Chester smiled as he touched the white painted gate. Even after all this time, it still hung from one rusted hinge. “We wish you a merry Christmas.” The boys had reached the house next door and sung with added gusto, determined to wrest another pound from this hapless neighbour, but the shriek of rusted metal silenced them. Chester slammed the gate behind him and the startled youths dispersed, yelling and whooping into the darkness. They were laughing now, teasing each other over the fright he had given them. “I’ll never fix that gate,” Chester surmised. “It’ll keep them out of the way.”
He still had his key, but paused on the doorstep as uncertainty shrouded his thoughts. The key never reached the lock. Instead, he used it to tap sharply on the glass. For a moment, nothing stirred. He waited with unaccustomed patience before tapping the glass again. “Who is it?”
He recognised her voice. It still held that magical tone of softness combined with inquisitiveness that, once, all those years before, he had fallen in love with. “If truth is known,” Chester began, “I have always loved, and would love again if she’ll let me.”
“Who is it?”
“It’s me, love. It’s Chester.” Then, after what seemed an eternity of silence, he added, “Are you going to let me in?”
Then the door swung open. For a moment, he stared into the darkness. Then he saw her. “Joan,” he sighed. Paler perhaps than he remembered, but as radiantly beautiful as ever. The woman gracefully glided towards him.
“Chester, I wasn’t expecting you,” she smiled, but he saw through the smile. Without realising it, she had betrayed herself with a glance over her shoulder. And there he was. A British Tommy rising from his place at the kitchen table. A Limey British Tommy slipping his suspender, or as those damn Limeys insisted on calling them, his braces over his shoulder. “Is everything alright, Joan chuck,” the Limey said.
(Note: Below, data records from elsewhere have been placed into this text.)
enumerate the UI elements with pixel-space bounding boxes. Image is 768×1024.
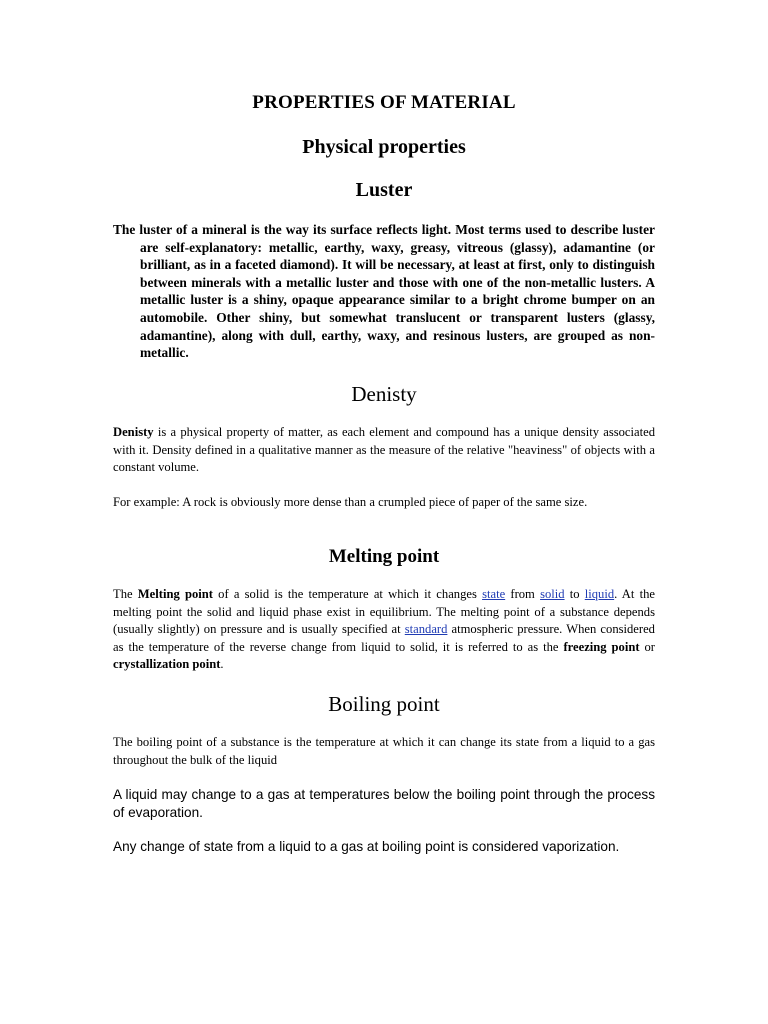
link-state[interactable]: state (482, 587, 506, 601)
melting-text-8: . (220, 657, 224, 672)
melting-text-4: to (564, 587, 585, 601)
density-example-paragraph: For example: A rock is obviously more dense than a crumpled piece of paper of the same size. (113, 495, 588, 509)
link-liquid[interactable]: liquid (584, 587, 615, 601)
boiling-paragraph-1: The boiling point of a substance is the temperature at which it can change its state from a liquid to a gas throughout the bulk of the liquid (113, 735, 655, 767)
melting-text-5: . At the melting point the solid and liquid phase exist in equilibrium. The melting point of a substance depends (usually slightly) on pressure and is usually specified at (113, 587, 655, 637)
link-solid[interactable]: solid (540, 587, 565, 601)
melting-text-7: or (639, 639, 655, 654)
heading-boiling-point: Boiling point (328, 692, 440, 716)
freezing-point-term: freezing point (563, 639, 640, 654)
document-title: PROPERTIES OF MATERIAL (252, 92, 516, 113)
boiling-paragraph-3: Any change of state from a liquid to a gas at boiling point is considered vaporization. (113, 839, 620, 854)
density-text: is a physical property of matter, as each element and compound has a unique density associated with it. Density defined in a qualitative manner as the measure of the relative "heaviness" of objects with a constant volume. (113, 425, 655, 475)
link-standard[interactable]: standard (404, 622, 448, 637)
melting-point-paragraph (113, 586, 655, 674)
section-title-physical-properties: Physical properties (302, 136, 466, 158)
melting-text-2: of a solid is the temperature at which it changes (212, 587, 483, 601)
heading-density: Denisty (351, 382, 417, 406)
density-term: Denisty (113, 425, 154, 439)
melting-text-3: from (505, 587, 541, 601)
luster-paragraph: The luster of a mineral is the way its surface reflects light. Most terms used to describe luster are self-explanatory: metallic, earthy, waxy, greasy, vitreous (glassy), adamantine (or brilliant, as in a faceted diamond). It will be necessary, at least at first, only to distinguish between minerals with a metallic luster and those with one of the non-metallic lusters. A metallic luster is a shiny, opaque appearance similar to a bright chrome bumper on an automobile. Other shiny, but somewhat translucent or transparent lusters (glassy, adamantine), along with dull, earthy, waxy, and resinous lusters, are grouped as non-metallic. (113, 222, 655, 361)
boiling-paragraph-2: A liquid may change to a gas at temperatures below the boiling point through the process of evaporation. (113, 787, 655, 820)
melting-point-term: Melting point (137, 587, 213, 601)
density-paragraph (113, 424, 655, 477)
melting-text-6: atmospheric pressure. When considered as the temperature of the reverse change from liquid to solid, it is referred to as the (113, 622, 655, 654)
melting-text-1: The (113, 587, 138, 601)
heading-melting-point: Melting point (328, 546, 440, 567)
crystallization-point-term: crystallization point (113, 657, 221, 672)
heading-luster: Luster (355, 179, 413, 201)
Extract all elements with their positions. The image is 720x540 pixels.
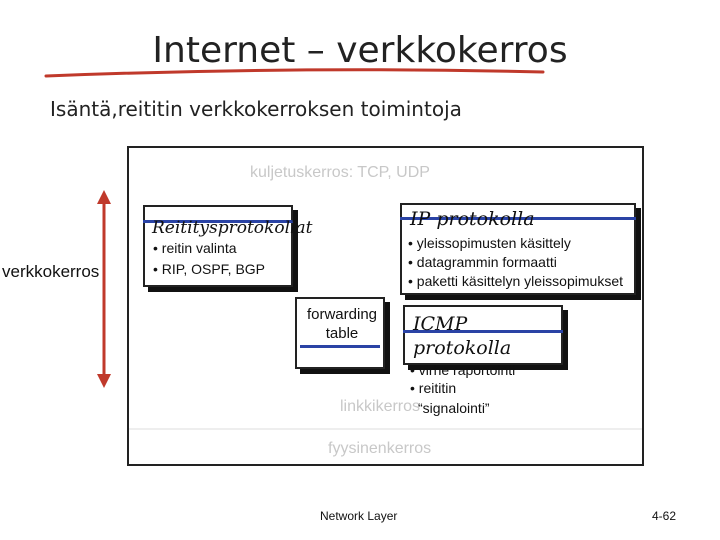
arrow-up-head — [97, 190, 111, 204]
icmp-item: “signalointi” — [418, 400, 490, 416]
routing-item: • reitin valinta — [153, 240, 237, 256]
physical-layer-label: fyysinenkerros — [328, 440, 432, 457]
page-number: 4-62 — [652, 509, 677, 523]
arrow-down-head — [97, 374, 111, 388]
icmp-item: • virhe raportointi — [410, 362, 516, 378]
icmp-heading-line1: ICMP — [413, 313, 468, 335]
ip-item: • paketti käsittelyn yleissopimukset — [408, 273, 623, 289]
ip-heading: IP protokolla — [410, 208, 535, 230]
forwarding-table-label — [297, 305, 387, 343]
ip-item: • datagrammin formaatti — [408, 254, 557, 270]
routing-heading: Reititysprotokollat — [152, 218, 313, 238]
subtitle: Isäntä,reititin verkkokerroksen toimintoja — [50, 97, 462, 121]
forwarding-line1: forwarding — [306, 306, 378, 323]
forwarding-bar — [300, 345, 380, 348]
transport-layer-label: kuljetuskerros: TCP, UDP — [250, 164, 430, 181]
title-underline — [46, 70, 543, 76]
footer-title: Network Layer — [320, 509, 398, 523]
page-title: Internet – verkkokerros — [152, 30, 568, 71]
icmp-heading-line2: protokolla — [413, 337, 512, 359]
forwarding-line2: table — [325, 325, 359, 342]
icmp-item: • reititin — [410, 380, 457, 396]
link-layer-label: linkkikerros — [340, 398, 421, 415]
ip-item: • yleissopimusten käsittely — [408, 235, 571, 251]
network-layer-label: verkkokerros — [2, 262, 100, 281]
routing-item: • RIP, OSPF, BGP — [153, 261, 266, 277]
layer-divider — [129, 428, 642, 430]
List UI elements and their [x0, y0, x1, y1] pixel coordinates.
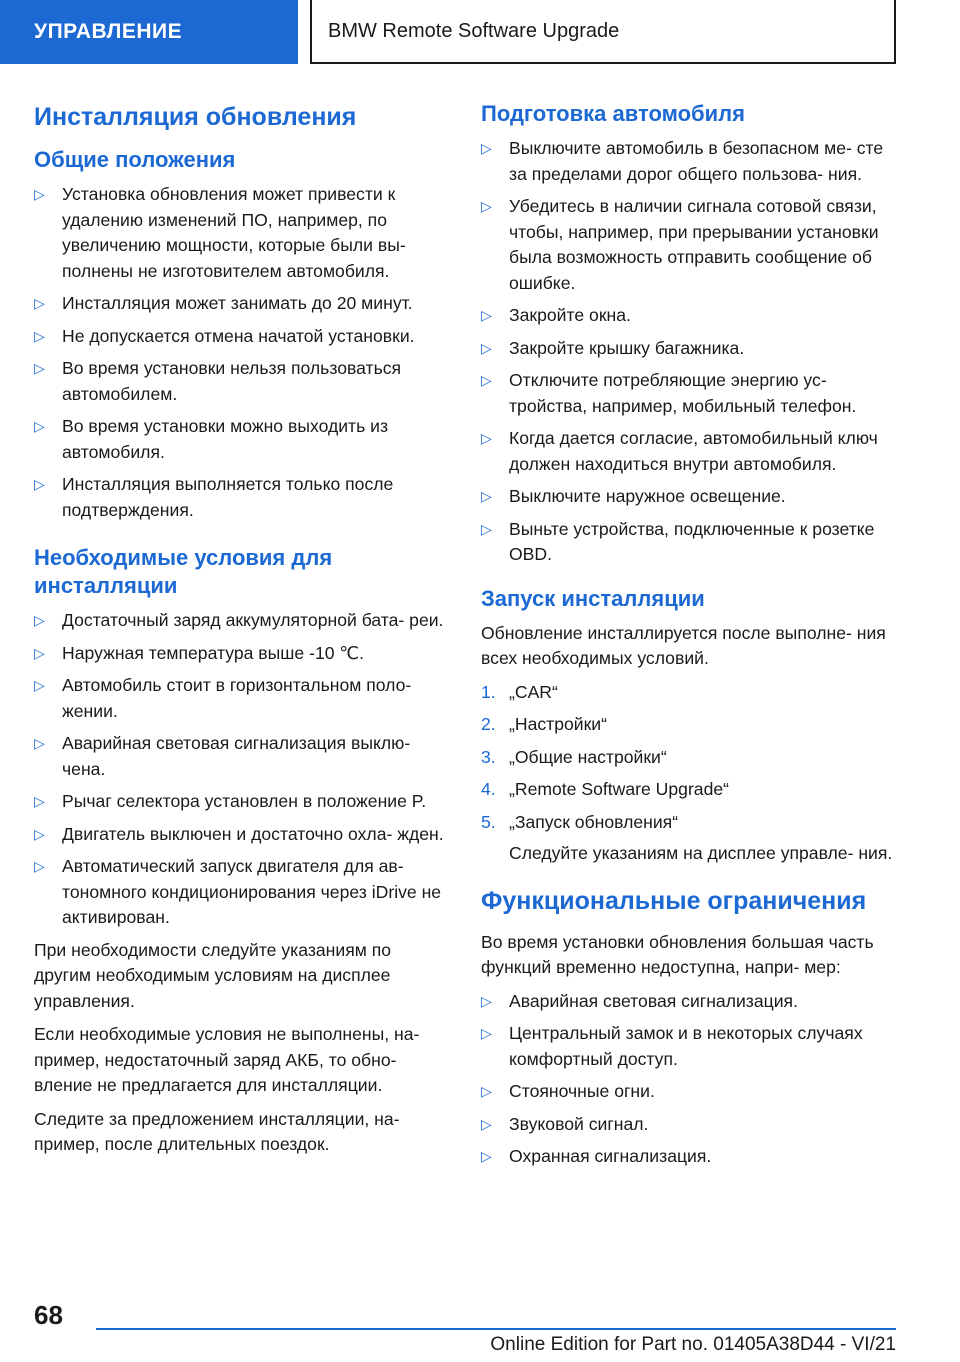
general-list — [34, 182, 446, 523]
triangle-bullet-icon: ▷ — [34, 825, 45, 842]
list-item: ▷ Не допускается отмена начатой установки. — [34, 324, 446, 350]
list-item: ▷ Аварийная световая сигнализация выклю- чена. — [34, 733, 411, 779]
section-title: УПРАВЛЕНИЕ — [34, 20, 183, 43]
list-item: ▷ Достаточный заряд аккумуляторной бата- реи. — [34, 608, 446, 634]
triangle-bullet-icon: ▷ — [34, 186, 45, 202]
list-item: ▷ Инсталляция выполняется только после подтверждения. — [34, 474, 394, 520]
step-item: 4. „Remote Software Upgrade“ — [481, 777, 893, 803]
conditions-heading: Необходимые условия для инсталляции — [34, 545, 333, 598]
triangle-bullet-icon: ▷ — [481, 1083, 492, 1099]
step-number: 2. — [481, 714, 496, 734]
step-number: 3. — [481, 746, 496, 767]
paragraph: При необходимости следуйте указаниям по другим необходимым условиям на дисплее управления. — [34, 939, 392, 1011]
triangle-bullet-icon: ▷ — [481, 430, 492, 446]
list-item: ▷ Установка обновления может привести к удалению изменений ПО, например, по увеличению мощности, которые были вы- полнены не изготовителем автомобиля. — [34, 184, 406, 281]
triangle-bullet-icon: ▷ — [34, 295, 45, 311]
list-item: ▷ Охранная сигнализация. — [481, 1144, 893, 1170]
triangle-bullet-icon: ▷ — [481, 520, 492, 537]
triangle-bullet-icon: ▷ — [34, 360, 45, 376]
triangle-bullet-icon: ▷ — [481, 140, 492, 156]
paragraph: Следите за предложением инсталляции, на- пример, после длительных поездок. — [34, 1108, 400, 1154]
list-item: ▷ Рычаг селектора установлен в положение P. — [34, 789, 446, 815]
list-item: ▷ Автомобиль стоит в горизонтальном поло- жении. — [34, 675, 412, 721]
triangle-bullet-icon: ▷ — [34, 612, 45, 628]
list-item: ▷ Двигатель выключен и достаточно охла- жден. — [34, 822, 446, 848]
chapter-title: BMW Remote Software Upgrade — [328, 19, 620, 42]
main-heading: Инсталляция обновления — [34, 103, 357, 131]
triangle-bullet-icon: ▷ — [34, 677, 45, 693]
page-number: 68 — [34, 1300, 63, 1330]
triangle-bullet-icon: ▷ — [34, 793, 45, 809]
step-item: 5. „Запуск обновления“ Следуйте указаниям на дисплее управле- ния. — [481, 810, 893, 867]
step-number: 1. — [481, 681, 496, 702]
step-item: 3. „Общие настройки“ — [481, 745, 893, 771]
triangle-bullet-icon: ▷ — [34, 418, 45, 434]
triangle-bullet-icon: ▷ — [34, 327, 45, 344]
list-item: ▷ Выключите автомобиль в безопасном ме- сте за пределами дорог общего пользова- ния. — [481, 138, 884, 184]
limits-list — [481, 989, 893, 1170]
list-item: ▷ Когда дается согласие, автомобильный ключ должен находиться внутри автомобиля. — [481, 428, 878, 474]
list-item: ▷ Автоматический запуск двигателя для ав- тономного кондиционирования через iDrive не активирован. — [34, 856, 442, 927]
triangle-bullet-icon: ▷ — [481, 1115, 492, 1132]
steps-list — [481, 680, 893, 867]
triangle-bullet-icon: ▷ — [481, 992, 492, 1009]
triangle-bullet-icon: ▷ — [34, 735, 45, 751]
list-item: ▷ Закройте крышку багажника. — [481, 336, 893, 362]
limits-intro: Во время установки обновления большая часть функций временно недоступна, напри- мер: — [481, 931, 874, 977]
triangle-bullet-icon: ▷ — [481, 307, 492, 323]
list-item: ▷ Выключите наружное освещение. — [481, 484, 893, 510]
triangle-bullet-icon: ▷ — [481, 198, 492, 214]
list-item: ▷ Стояночные огни. — [481, 1079, 893, 1105]
triangle-bullet-icon: ▷ — [481, 339, 492, 356]
left-column — [34, 100, 446, 1166]
footer-rule — [96, 1328, 896, 1330]
list-item: ▷ Звуковой сигнал. — [481, 1112, 893, 1138]
list-item: ▷ Закройте окна. — [481, 303, 893, 329]
triangle-bullet-icon: ▷ — [34, 476, 45, 492]
list-item: ▷ Инсталляция может занимать до 20 минут. — [34, 291, 446, 317]
list-item: ▷ Выньте устройства, подключенные к розетке OBD. — [481, 518, 875, 564]
list-item: ▷ Наружная температура выше -10 ℃. — [34, 641, 446, 667]
triangle-bullet-icon: ▷ — [481, 1148, 492, 1164]
step-item: 2. „Настройки“ — [481, 712, 893, 738]
edition-info: Online Edition for Part no. 01405A38D44 - VI/21 — [490, 1334, 896, 1355]
list-item: ▷ Во время установки нельзя пользоваться автомобилем. — [34, 358, 402, 404]
conditions-list — [34, 608, 446, 931]
paragraph: Если необходимые условия не выполнены, на- пример, недостаточный заряд АКБ, то обно- вление не предлагается для инсталляции. — [34, 1024, 420, 1095]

Chester pushed her aside with a sweeping arm. He screamed, “Whore! No, it’s not alright, you filthy…”
Just as the church bells began their peel of Christmas joy at the end of that millennium year, the ear piercing scream of terror had escaped from Joan’s throat. Before the scream was over, a hound had taken up the howling. Within a minute, every dog for a mile around echoed the mournful wail.
“My God,” the younger policeman turned to his colleague. “It sounded like a scream.”
Still looking at his watch, the older policeman waited. When silence resumed and agitated dogs settled on hearth rugs, he said, “They say that happens every year. Every Christmas Eve, as soon as the bells start ringing, there’s that scream, and every dog howls.”
“But what is it?” The younger man implored. “What was the scream?”
“Well, there’s some that will tell you that it was a woman called Joan. On Christmas Eve at the end of the war, her brother stabbed her Yankee husband. He hanged for it, but they didn’t hang Joan. She was pregnant you see. But then she died in a prison hospital not long after the birth.”
“Wow, I thought it was just the drains.”
Chester smiled as he went to pass the police car again, but paused as he heard the police radio crackle into life. The older PC laughed and started the engine. The radio splurted out their call sign. “PC Chester, we’re getting a few complaints about some yobs doin’ a bit of carol singing. Sort ‘em out will you? They’re setting all the dogs off.”
And Chester smiled. No wonder the policeman seemed familiar. He looked a little like his dad. As the police car rolled away into the darkness, unseen in the living world, Chester raised his arm and waved, “Merry Christmas my son. They let you keep my name, but I hope they didn’t call you Marion,” and a tear left his ghostly eye.